Devant les deux femmes du Mouvement, la lycéenne évoque les discussions qui ont cours dans le quartier, au sujet des transformations apportées par la RHI. « Les gens parlent encore beaucoup en négatif de ce qui change autour d’eux », relève Sylviane Richard. « Ils sont fatigués des lenteurs administratives aussi, à cause de l’approche de la saison cyclonique », ajoute-t-elle.
Le groupe jeunesse, qui sera présent à Champ Fleuri ce 17 octobre, est un lieu de prise de conscience pour les adolescents et de structuration de leurs activités. « Les jeunes des quartiers les plus pauvres réalisent qu’ils n’ont pas les mêmes chances que les autres ; ils analysent le pourquoi de leur situation… En général, ils comprennent. Après ils entreprennent des démarches pour raccrocher avec une formation », déclare Sylviane Richard. « En fin de compte, les jeunes agissent beaucoup. C’est une façon d’agir que de témoigner… », ajoute Anne Thérézo.

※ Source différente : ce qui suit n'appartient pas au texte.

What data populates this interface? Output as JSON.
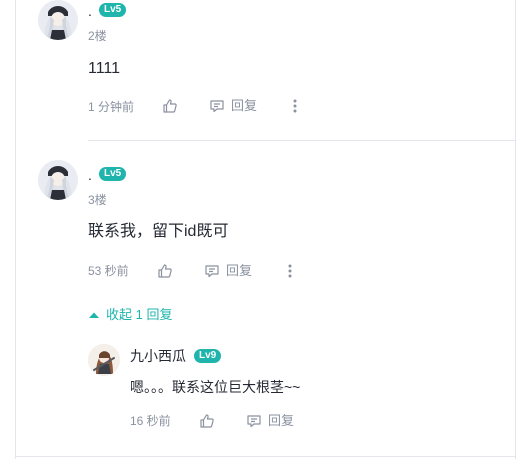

« Une chance pour la société »
Après les témoignages et la prise de conscience, vient la recherche d’un positionnement. « Entre 19 et 25 ans, c’est vraiment galère pour eux… Et ils disent quelquefois, parce que c’est ce qu’on dit d’eux, qu’ils sont "un danger pour la société". Il faudrait qu’il y ait plus de gens pour leur dire qu’on a besoin d’eux et qu’ils sont une chance pour la société », confie Sylviane Richard.
Ce sont ces jeunes que le mouvement réunit aujourd’hui autour de la dalle des droits humains. Ils s’exprimeront dans le livre d’Or, donneront des témoignages, lanceront un appel à tous les citoyens, « pour leur demander de s’engager dans la lutte contre la misère, contre la violence et l’exclusion… » Cette journée sera l’occasion de demander au plus grand nombre « de multiplier les petits gestes citoyens ».
Parmi les symboles -ils ne manquent jamais- ATD Quart-Monde a travaillé avec le musicien Thierry Gauliris, qui a composé la musique de la chanson "Ti galé", tandis qu’une balance (symbolisant la justice sociale) verra ses deux plateaux s’éloigner l’un de l’autre dans la répartition des galets "positifs" et "négatifs". À nous de faire pencher la balance du bon côté : c’est le sens de l’appel lancé par le Mouvement.